Does there exist any integer $a,b,c$ such that $a^2bc+2,ab^2c+2,abc^2+2$ are perfect squares?

Let the integer $n \ge 2$, and the real numbers $x_1,x_2,\cdots,x_n\in \left[0,1\right] $.Prove that\[\sum_{1\le k<j\le n} kx_kx_j\le \frac{n-1}{3}\sum_{k=1}^n kx_k.\]

Let $ABC$ be a triangle, and $B_1,C_1$ be its excenters opposite $B,C$. $B_2,C_2$ are reflections of $B_1,C_1$ across midpoints of $AC,AB$. Let $D$ be the extouch at $BC$. Show that $AD$ is perpendicular to $B_2C_2$

There are $n$ coins in a row, $n\geq 2$. If one of the coins is head, select an odd number of consecutive coins (or even 1 coin) with the one in head on the leftmost, and then flip all the selected coins upside down simultaneously. This is a $move$. No move is allowed if all $n$ coins are tails. Suppose $m-1$ coins are heads at the initial stage, determine if there is a way to carry out $ \lfloor\frac {2^m}{3}\rfloor $ moves

A nonempty set $A$ is called an $n$-level-good set if $ A \subseteq \{1,2,3,\ldots,n\}$ and $|A| \le \min_{x\in A} x$ (where $|A|$ denotes the number of elements in $A$ and $\min_{x\in A} x$ denotes the minimum of the elements in $A$). Let $a_n$ be the number of $n$-level-good sets. Prove that for all positive integers $n$ we have $a_{n+2}=a_{n+1}+a_{n}+1$.

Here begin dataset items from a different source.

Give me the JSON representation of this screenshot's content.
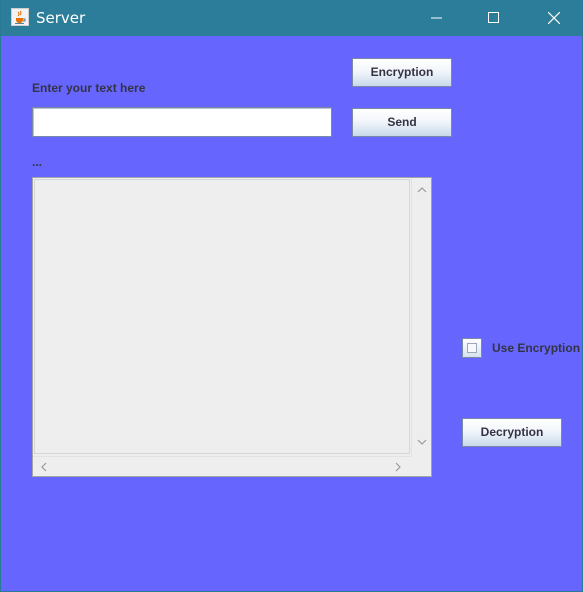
{
  "window": {
    "title": "Server"
  },
  "form": {
    "prompt_label": "Enter your text here",
    "input_value": "",
    "status_label": "...",
    "encryption_button": "Encryption",
    "send_button": "Send",
    "use_encryption_label": "Use Encryption",
    "use_encryption_checked": false,
    "decryption_button": "Decryption"
  },
  "colors": {
    "background": "#6666ff",
    "titlebar": "#2c7d99"
  },
  "icons": {
    "app": "java-cup-icon",
    "minimize": "minimize-icon",
    "maximize": "maximize-icon",
    "close": "close-icon",
    "scroll_up": "chevron-up-icon",
    "scroll_down": "chevron-down-icon",
    "scroll_left": "chevron-left-icon",
    "scroll_right": "chevron-right-icon"
  }
}
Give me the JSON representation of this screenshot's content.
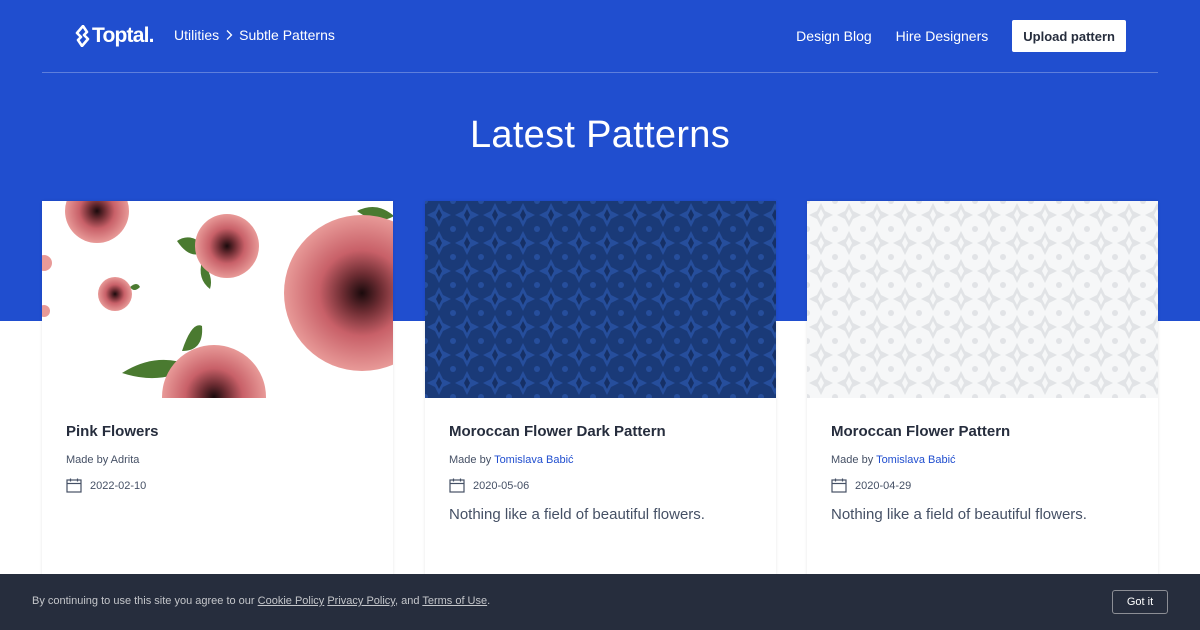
{
  "header": {
    "logo_text": "Toptal",
    "breadcrumb": [
      "Utilities",
      "Subtle Patterns"
    ],
    "nav": [
      "Design Blog",
      "Hire Designers"
    ],
    "upload_label": "Upload pattern"
  },
  "hero": {
    "title": "Latest Patterns"
  },
  "cards": [
    {
      "title": "Pink Flowers",
      "made_by_prefix": "Made by",
      "author": "Adrita",
      "author_link": false,
      "date": "2022-02-10",
      "description": ""
    },
    {
      "title": "Moroccan Flower Dark Pattern",
      "made_by_prefix": "Made by",
      "author": "Tomislava Babić",
      "author_link": true,
      "date": "2020-05-06",
      "description": "Nothing like a field of beautiful flowers."
    },
    {
      "title": "Moroccan Flower Pattern",
      "made_by_prefix": "Made by",
      "author": "Tomislava Babić",
      "author_link": true,
      "date": "2020-04-29",
      "description": "Nothing like a field of beautiful flowers."
    }
  ],
  "cookie": {
    "prefix": "By continuing to use this site you agree to our",
    "cookie_policy": "Cookie Policy",
    "privacy_policy": "Privacy Policy",
    "and": ", and",
    "terms": "Terms of Use",
    "suffix": ".",
    "button": "Got it"
  },
  "colors": {
    "brand_blue": "#204ecf",
    "dark": "#262d3d",
    "link": "#204ecf"
  },
  "icons": [
    "toptal-logo-icon",
    "chevron-right-icon",
    "calendar-icon"
  ]
}
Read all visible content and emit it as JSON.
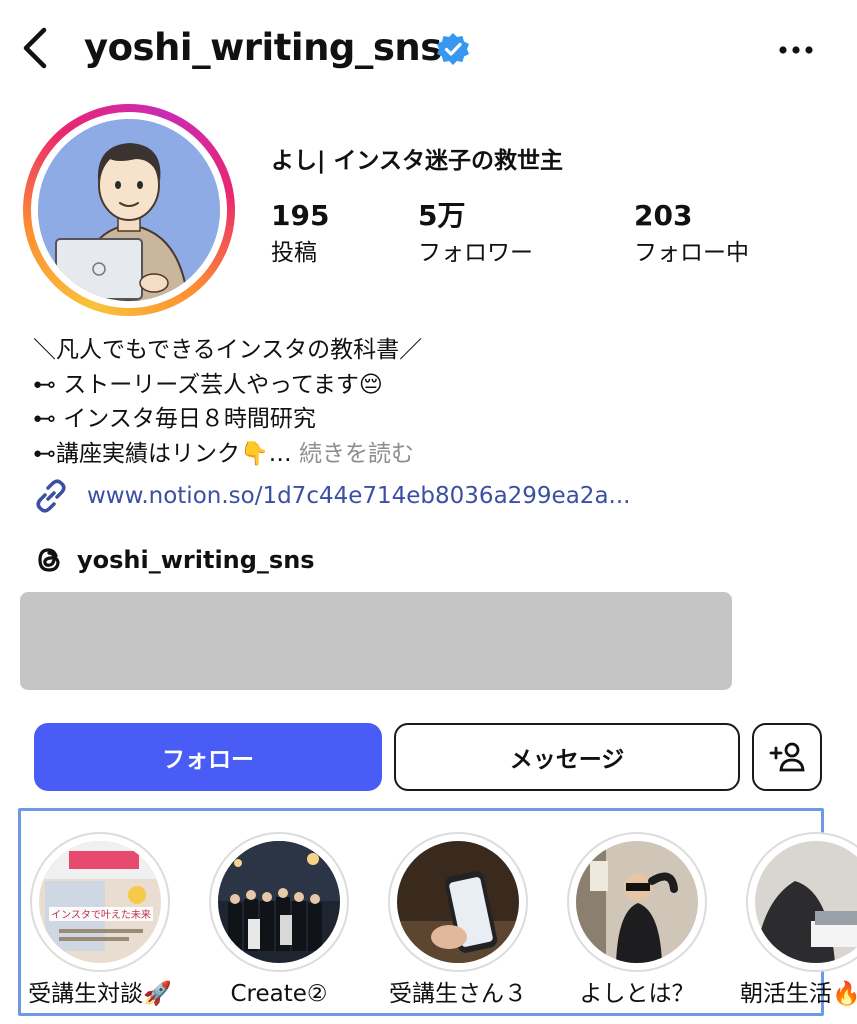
{
  "header": {
    "username": "yoshi_writing_sns",
    "verified_icon": "verified-badge-icon",
    "verified_color": "#3897f0"
  },
  "profile": {
    "display_name": "よし| インスタ迷子の救世主",
    "stats": [
      {
        "value": "195",
        "label": "投稿"
      },
      {
        "value": "5万",
        "label": "フォロワー"
      },
      {
        "value": "203",
        "label": "フォロー中"
      }
    ]
  },
  "bio": {
    "line1": "＼凡人でもできるインスタの教科書／",
    "line2": "⊷ ストーリーズ芸人やってます😔",
    "line3": "⊷ インスタ毎日８時間研究",
    "line4": "⊷講座実績はリンク👇…",
    "more": " 続きを読む",
    "link": "www.notion.so/1d7c44e714eb8036a299ea2a...",
    "threads": "yoshi_writing_sns"
  },
  "actions": {
    "follow": "フォロー",
    "message": "メッセージ",
    "follow_color": "#4a5cf6"
  },
  "highlights": [
    {
      "label": "受講生対談🚀",
      "thumb_text": "インスタで叶えた未来"
    },
    {
      "label": "Create②"
    },
    {
      "label": "受講生さん３"
    },
    {
      "label": "よしとは？"
    },
    {
      "label": "朝活生活🔥"
    }
  ]
}
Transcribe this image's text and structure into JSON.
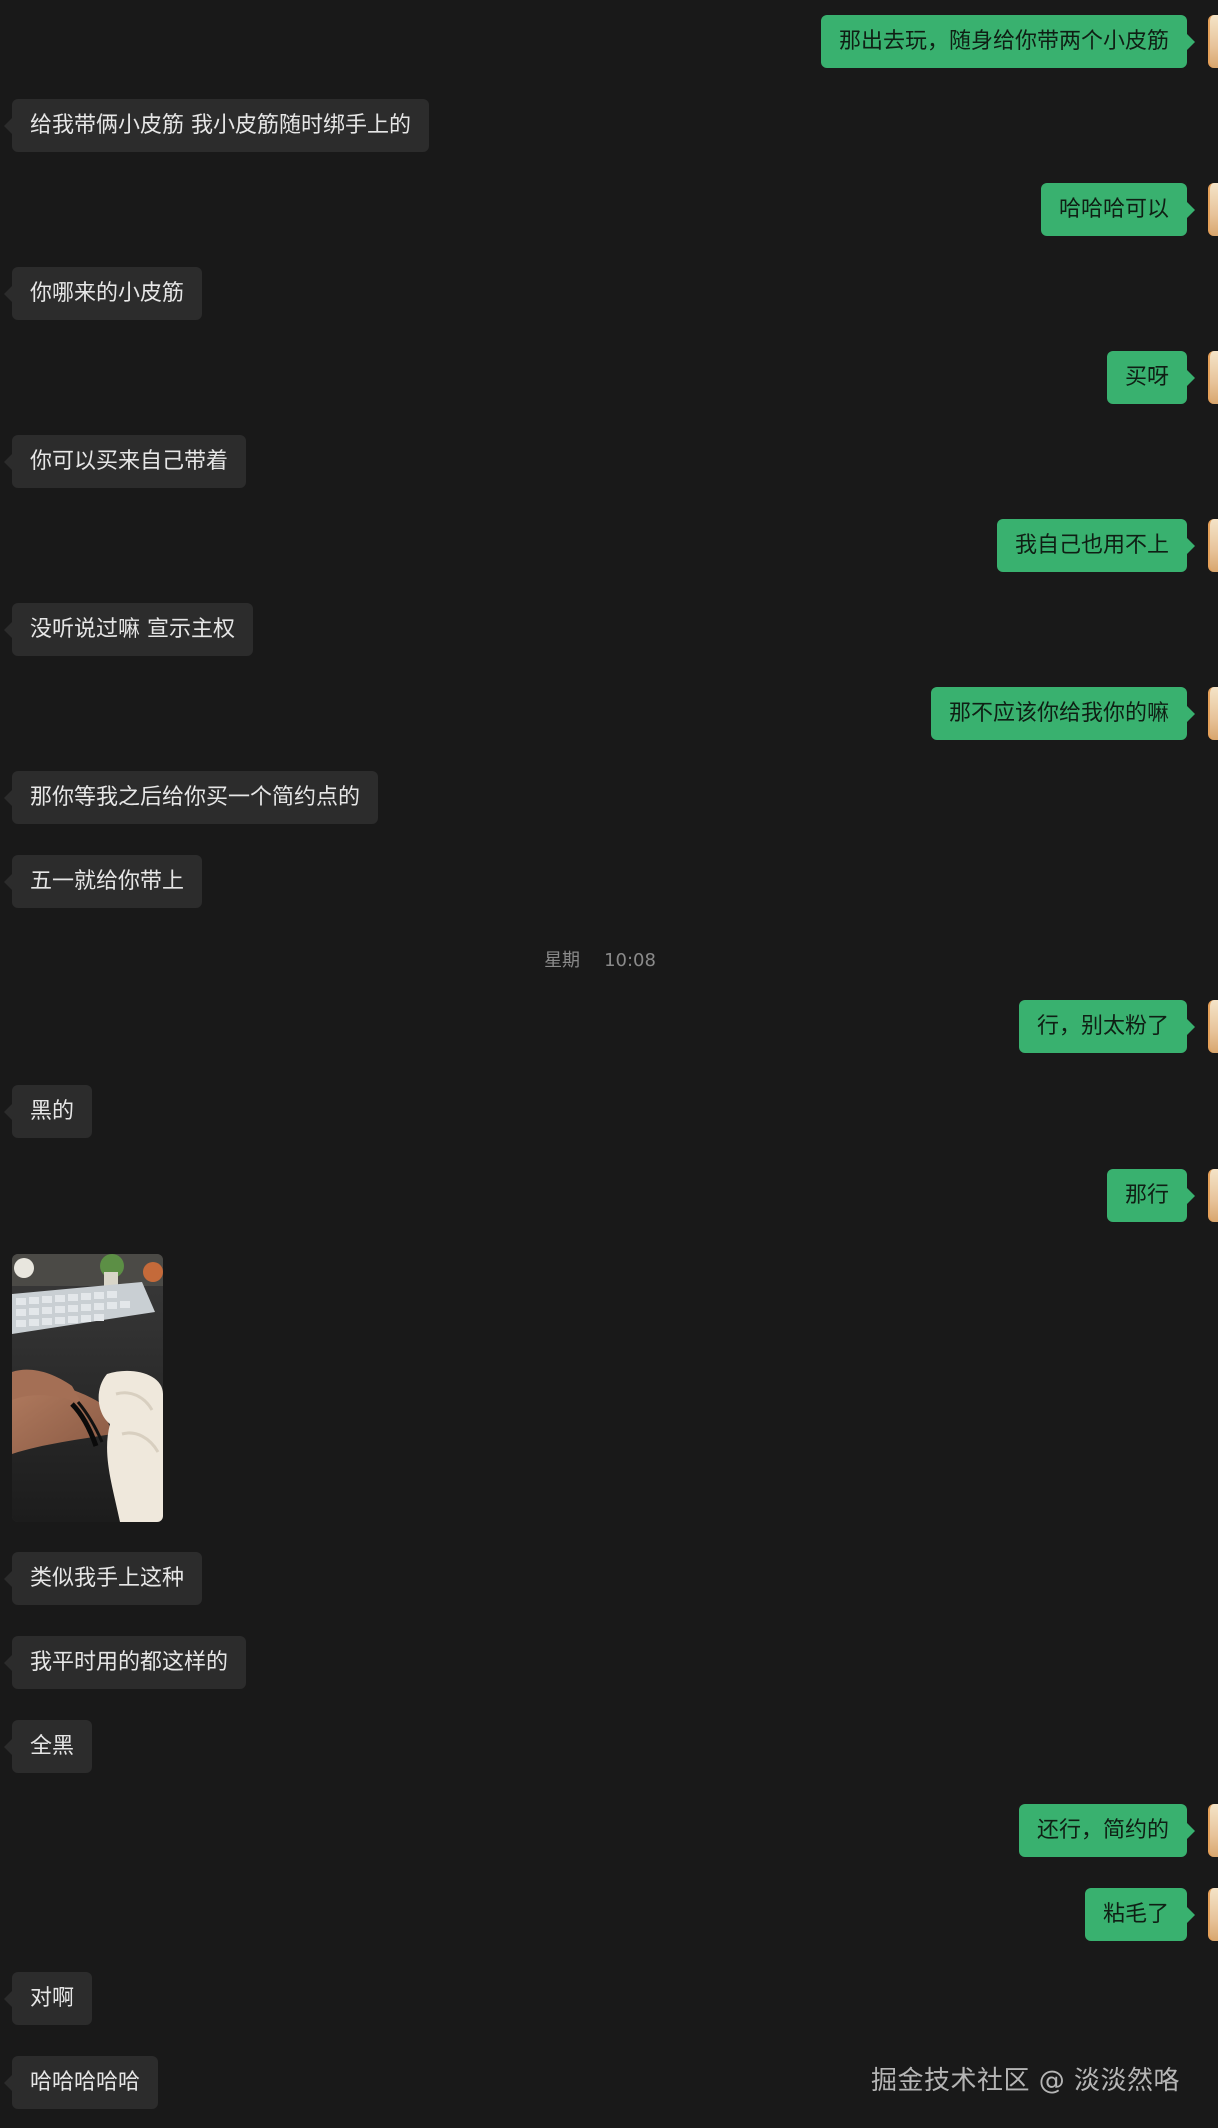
{
  "messages": [
    {
      "side": "out",
      "text": "那出去玩，随身给你带两个小皮筋"
    },
    {
      "side": "in",
      "text": "给我带俩小皮筋 我小皮筋随时绑手上的"
    },
    {
      "side": "out",
      "text": "哈哈哈可以"
    },
    {
      "side": "in",
      "text": "你哪来的小皮筋"
    },
    {
      "side": "out",
      "text": "买呀"
    },
    {
      "side": "in",
      "text": "你可以买来自己带着"
    },
    {
      "side": "out",
      "text": "我自己也用不上"
    },
    {
      "side": "in",
      "text": "没听说过嘛 宣示主权"
    },
    {
      "side": "out",
      "text": "那不应该你给我你的嘛"
    },
    {
      "side": "in",
      "text": "那你等我之后给你买一个简约点的"
    },
    {
      "side": "in",
      "text": "五一就给你带上"
    },
    {
      "side": "out",
      "text": "行，别太粉了"
    },
    {
      "side": "in",
      "text": "黑的"
    },
    {
      "side": "out",
      "text": "那行"
    },
    {
      "side": "in",
      "text": "类似我手上这种"
    },
    {
      "side": "in",
      "text": "我平时用的都这样的"
    },
    {
      "side": "in",
      "text": "全黑"
    },
    {
      "side": "out",
      "text": "还行，简约的"
    },
    {
      "side": "out",
      "text": "粘毛了"
    },
    {
      "side": "in",
      "text": "对啊"
    },
    {
      "side": "in",
      "text": "哈哈哈哈哈"
    }
  ],
  "timestamp": {
    "day": "星期",
    "time": "10:08"
  },
  "watermark": "掘金技术社区 @ 淡淡然咯"
}
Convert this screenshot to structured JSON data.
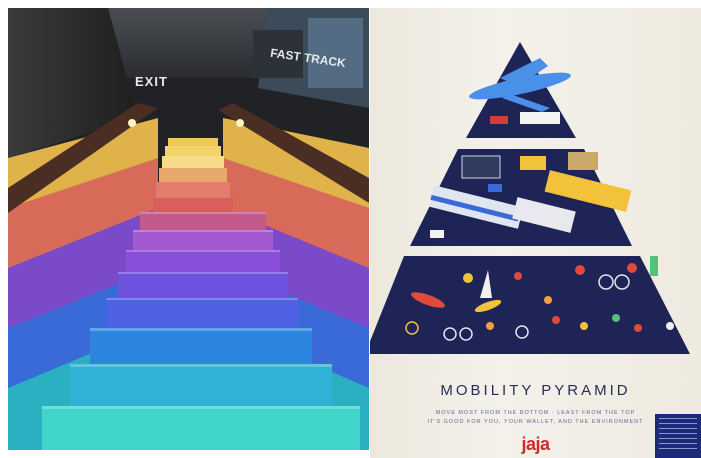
{
  "photos": [
    {
      "id_label": "rainbow-staircase",
      "signs": {
        "exit": "EXIT",
        "fast_track": "FAST TRACK"
      },
      "colors": {
        "top": "#f5d24a",
        "middle": "#8a4fd8",
        "bottom": "#3fd6c9",
        "handrail": "#6a4a3a"
      }
    },
    {
      "id_label": "mobility-pyramid-poster",
      "title": "MOBILITY PYRAMID",
      "subtitle_line1": "MOVE MOST FROM THE BOTTOM · LEAST FROM THE TOP",
      "subtitle_line2": "IT'S GOOD FOR YOU, YOUR WALLET, AND THE ENVIRONMENT",
      "logo": "jaja",
      "colors": {
        "pyramid": "#1f2456",
        "title": "#2a2d57",
        "logo": "#d12a2a",
        "card": "#1d2a7a"
      }
    }
  ]
}
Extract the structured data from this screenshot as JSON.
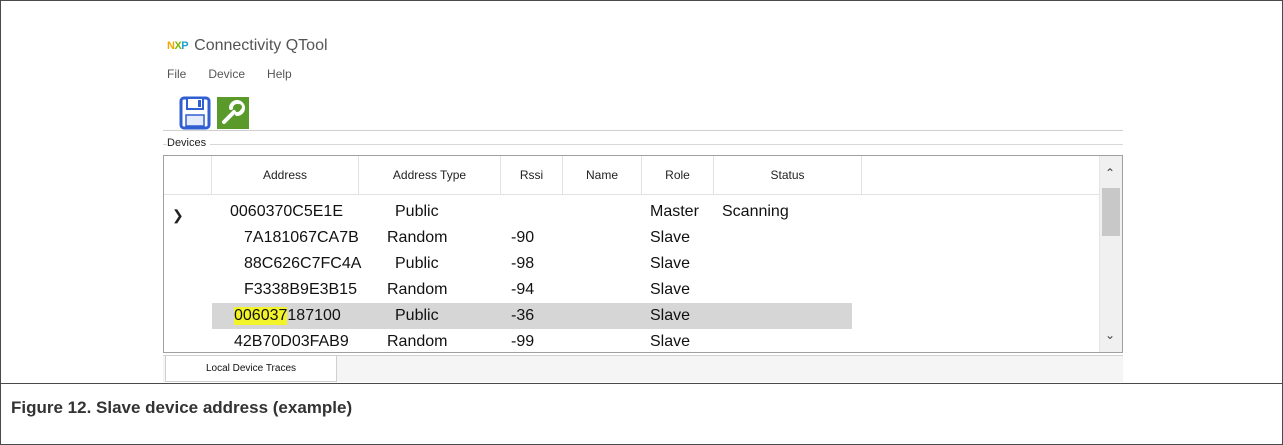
{
  "app": {
    "logo_n": "N",
    "logo_x": "X",
    "logo_p": "P",
    "title": "Connectivity QTool"
  },
  "menu": [
    "File",
    "Device",
    "Help"
  ],
  "toolbar": {
    "save_icon": "floppy-disk-icon",
    "settings_icon": "wrench-icon"
  },
  "devices_group": {
    "label": "Devices"
  },
  "table": {
    "headers": [
      "Address",
      "Address Type",
      "Rssi",
      "Name",
      "Role",
      "Status"
    ],
    "rows": [
      {
        "address": "0060370C5E1E",
        "type": "Public",
        "rssi": "",
        "name": "",
        "role": "Master",
        "status": "Scanning",
        "expanded": true
      },
      {
        "address": "7A181067CA7B",
        "type": "Random",
        "rssi": "-90",
        "name": "",
        "role": "Slave",
        "status": ""
      },
      {
        "address": "88C626C7FC4A",
        "type": "Public",
        "rssi": "-98",
        "name": "",
        "role": "Slave",
        "status": ""
      },
      {
        "address": "F3338B9E3B15",
        "type": "Random",
        "rssi": "-94",
        "name": "",
        "role": "Slave",
        "status": ""
      },
      {
        "address_highlight": "006037",
        "address_rest": "187100",
        "type": "Public",
        "rssi": "-36",
        "name": "",
        "role": "Slave",
        "status": "",
        "selected": true
      },
      {
        "address": "42B70D03FAB9",
        "type": "Random",
        "rssi": "-99",
        "name": "",
        "role": "Slave",
        "status": ""
      }
    ]
  },
  "tabs": [
    "Local Device Traces"
  ],
  "caption": "Figure 12. Slave device address (example)",
  "colors": {
    "highlight": "#f3f32a",
    "selected_row": "#d6d6d6",
    "save_icon": "#2f5fd0",
    "settings_icon": "#5a9a2a"
  }
}
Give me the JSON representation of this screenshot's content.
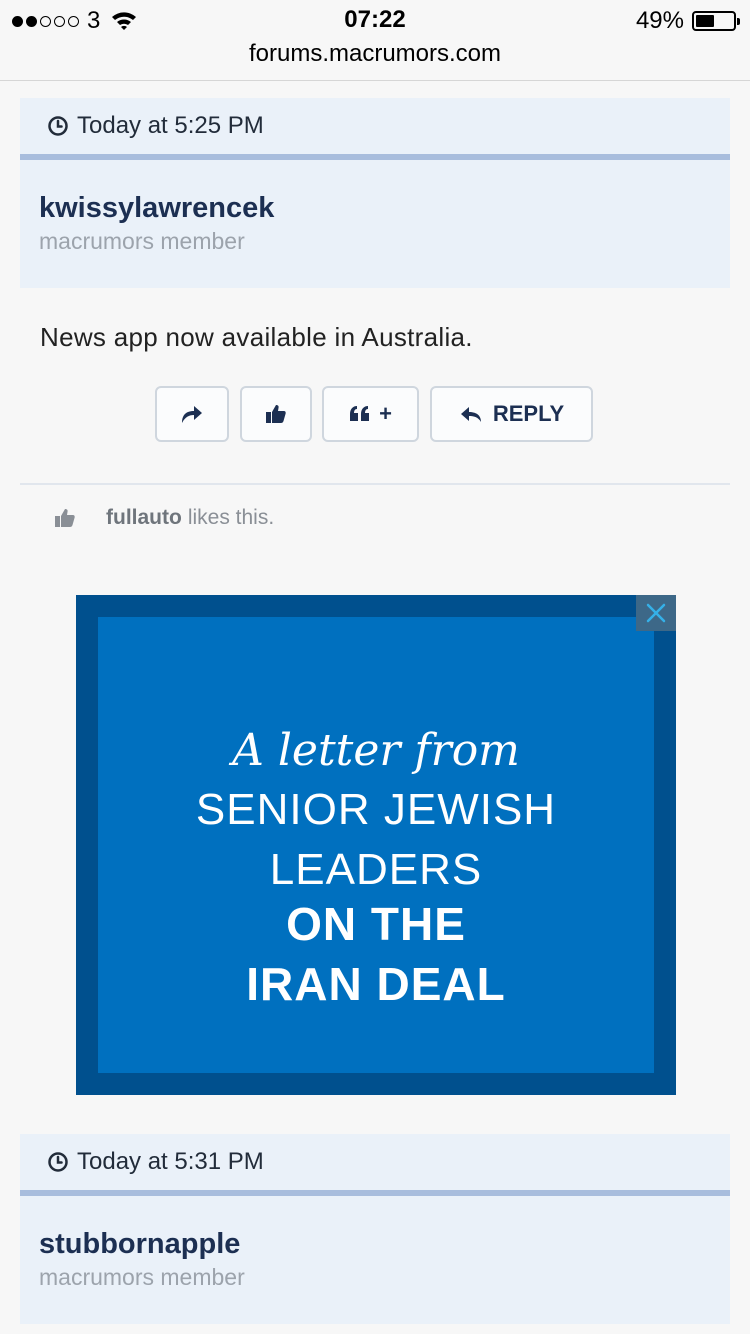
{
  "status_bar": {
    "carrier": "3",
    "time": "07:22",
    "battery_percent": "49%",
    "battery_level": 0.49,
    "signal_bars_filled": 2,
    "signal_bars_total": 5
  },
  "browser": {
    "url": "forums.macrumors.com"
  },
  "posts": [
    {
      "timestamp": "Today at 5:25 PM",
      "username": "kwissylawrencek",
      "user_title": "macrumors member",
      "message": "News app now available in Australia.",
      "actions": {
        "reply_label": "REPLY",
        "quote_plus": "+"
      },
      "likes": {
        "liker": "fullauto",
        "suffix": "likes this."
      }
    },
    {
      "timestamp": "Today at 5:31 PM",
      "username": "stubbornapple",
      "user_title": "macrumors member"
    }
  ],
  "ad": {
    "line1": "A letter from",
    "line2": "SENIOR JEWISH",
    "line3": "LEADERS",
    "line4": "ON THE",
    "line5": "IRAN DEAL",
    "colors": {
      "outer": "#00508e",
      "inner": "#0070bf"
    }
  },
  "colors": {
    "header_bg": "#eaf1f9",
    "header_border": "#a8bddd",
    "username": "#1c2f52",
    "user_title": "#9ca3ac"
  }
}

Let $PA, PB$ be tangents to a circle centered at $O$, and $C$ a point on the minor arc $AB$. The perpendicular from $C$ to $PC$ intersects internal angle bisectors of $AOC,BOC$ at $D,E$. Show that $CD=CE$

Label sides of a regular $n$-gon in clockwise direction in order 1,2,..,n. Determine all integers n ($n\geq 4$) satisfying the following conditions: (1) $n-3$ non-intersecting diagonals in the $n$-gon are selected, which subdivide the $n$-gon into $n-2$ non-overlapping triangles; (2) each of the chosen $n-3$ diagonals are labeled with an integer, such that the sum of labeled numbers on three sides of each triangles in (1) is equal to the others;

Find all positive integers $a$ such that for any positive integer $n\ge 5$ we have $2^n-n^2\mid a^n-n^a$.